I know a girl who loved airplanes since she was young, collecting model airplanes and watching “Airwolf” with anticipation in the ‘80s. This is someone who cuts out articles on aircraft engineering when she was in school despite not being requested to by the school syllabus. Not surprisingly, Ruth Anandaraj went on to study aircraft engineering and is now working for Airbus in the UK and will soon be working for Boeing in the US. This is what true passion is about — reading up information about your career choice with hunger in between studying for school exams.

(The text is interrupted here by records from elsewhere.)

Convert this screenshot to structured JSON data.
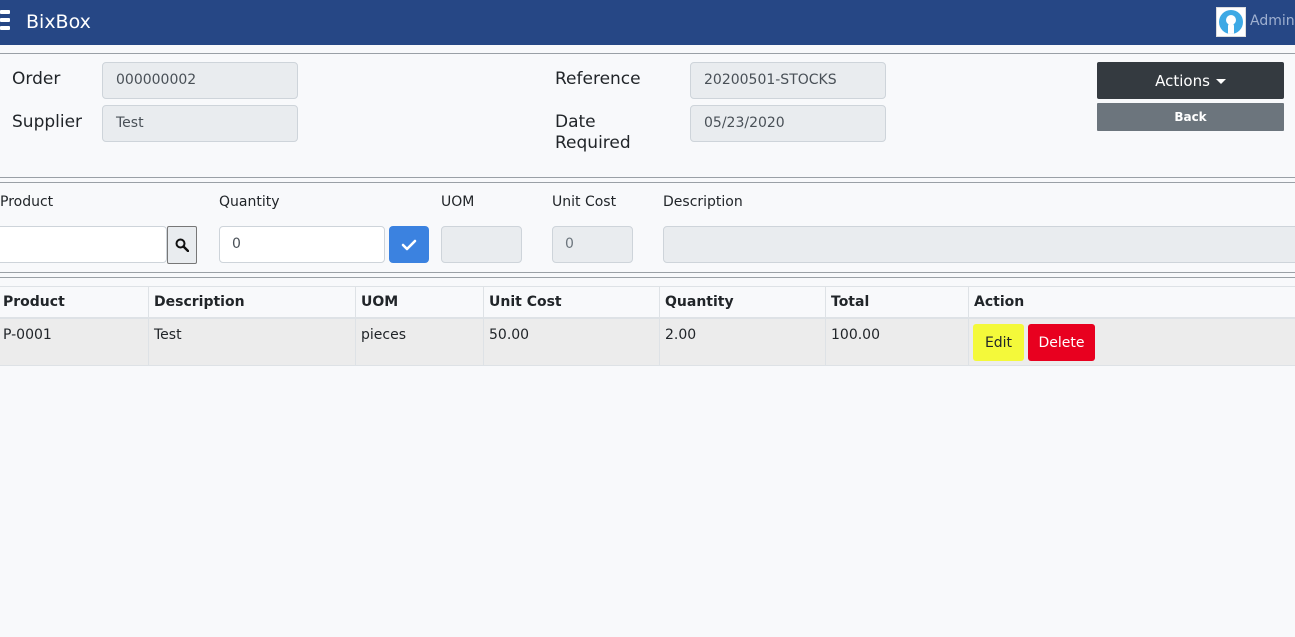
{
  "app": {
    "brand": "BixBox",
    "user_name": "Admin"
  },
  "header_form": {
    "order_label": "Order",
    "order_value": "000000002",
    "supplier_label": "Supplier",
    "supplier_value": "Test",
    "reference_label": "Reference",
    "reference_value": "20200501-STOCKS",
    "date_label_line1": "Date",
    "date_label_line2": "Required",
    "date_value": "05/23/2020"
  },
  "buttons": {
    "actions": "Actions",
    "back": "Back",
    "edit": "Edit",
    "delete": "Delete"
  },
  "line_entry": {
    "product_label": "Product",
    "product_value": "",
    "quantity_label": "Quantity",
    "quantity_value": "0",
    "uom_label": "UOM",
    "uom_value": "",
    "unit_cost_label": "Unit Cost",
    "unit_cost_value": "0",
    "description_label": "Description",
    "description_value": ""
  },
  "table": {
    "columns": [
      "Product",
      "Description",
      "UOM",
      "Unit Cost",
      "Quantity",
      "Total",
      "Action"
    ],
    "rows": [
      {
        "product": "P-0001",
        "description": "Test",
        "uom": "pieces",
        "unit_cost": "50.00",
        "quantity": "2.00",
        "total": "100.00"
      }
    ]
  },
  "icons": {
    "menu": "hamburger-icon",
    "search": "search-icon",
    "confirm": "check-icon",
    "avatar": "user-avatar-icon"
  },
  "colors": {
    "navbar": "#264785",
    "actions_button": "#343a40",
    "back_button": "#6c757d",
    "confirm_button": "#3b82e0",
    "edit_button": "#f4f93a",
    "delete_button": "#e8001f"
  }
}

On the other hand, I know a Mara scholarship recipient who studied engineering in the UK (and yes, he was academically bright with straight As) and came back to Malaysia only to ditch a career in engineering. It turned out a career as a sales manager was more rewarding to him and possibly the best turn of events that could have happened where he achieved money, respect and a fancy job title as a sales director at the age of 33 to boot.

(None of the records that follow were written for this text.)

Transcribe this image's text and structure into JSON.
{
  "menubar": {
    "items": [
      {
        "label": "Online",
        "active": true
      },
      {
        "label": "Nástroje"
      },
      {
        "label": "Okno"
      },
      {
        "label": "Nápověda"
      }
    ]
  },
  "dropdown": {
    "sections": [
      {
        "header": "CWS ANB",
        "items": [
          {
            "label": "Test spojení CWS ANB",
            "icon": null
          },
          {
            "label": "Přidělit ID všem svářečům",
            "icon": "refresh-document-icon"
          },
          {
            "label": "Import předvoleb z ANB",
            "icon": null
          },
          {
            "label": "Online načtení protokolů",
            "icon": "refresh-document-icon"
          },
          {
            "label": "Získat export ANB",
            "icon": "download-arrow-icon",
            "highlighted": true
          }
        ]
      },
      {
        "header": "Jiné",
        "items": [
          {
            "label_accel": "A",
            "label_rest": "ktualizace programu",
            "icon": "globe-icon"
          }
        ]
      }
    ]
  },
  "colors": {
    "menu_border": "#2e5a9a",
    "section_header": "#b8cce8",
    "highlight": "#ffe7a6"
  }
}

Now, how many students say their dream is to be a salesperson? Not many I’m sure. In fact, among the so-called respected community of academic high achievers, a salesperson is akin to being a pariah in society.
I know of an accounting graduate who studied accounting on scholarship (yes, she was sent abroad to the UK) who called a floor of salespersons a “sweatshop” and equated salespeople to being “con artists”. She would never lower herself to that job title, yet she was happy to stay in her prestigious, high-paying, but unfulfilling job.
The point is, there is more to a career than academic results, money and presumed prestige.
A career isn’t necessarily about how good your exams results are. I’m sorry to break the news to you but scoring straight As in our education system only mean you’re good at memorising, it doesn’t guarantee that you are a critical thinker. A career is about whether your personality is the right fit for the job requirement. Many professions in Asia tend to require long hours and — before you make it — most graduates have to climb their way up the salary scale. So you better enjoy your work if you are going to be spending a lot of time in it.
The crucial test — would you do it if you weren’t paid for it — comes to mind.
In the instance of not getting a course you want, the world suddenly opens up with new possibilities. You may find out that nursing helps you care for the sick more than doctors do. Or that you really love doing PR because you love interacting with people more than you do staying in the office. You may find out that a career as a teacher is more rewarding than a fat paycheque when you see the improvements in your students. Or maybe, that “pariah” job as a salesperson is more fulfilling to your go-getter type of personality.
We face many setbacks in life and often, when a door closes, another opens.
Students shouldn’t be preoccupied with prestigious jobs and ask themselves hard questions of what personality type they have. They should ask themselves what they would still do even if there was no money on the table, and that they’d do it because it gives them fulfilment.
Too many students have a myopic view of life after secondary education and think that a prestigious job is the only way up. It may be a way up — but does it truly satisfy you or are you just looking for the next family reunion where you get to proudly mention your job title?
* This is the personal opinion of the writer or publication and does not necessarily represent the views of The Malay Mail Online.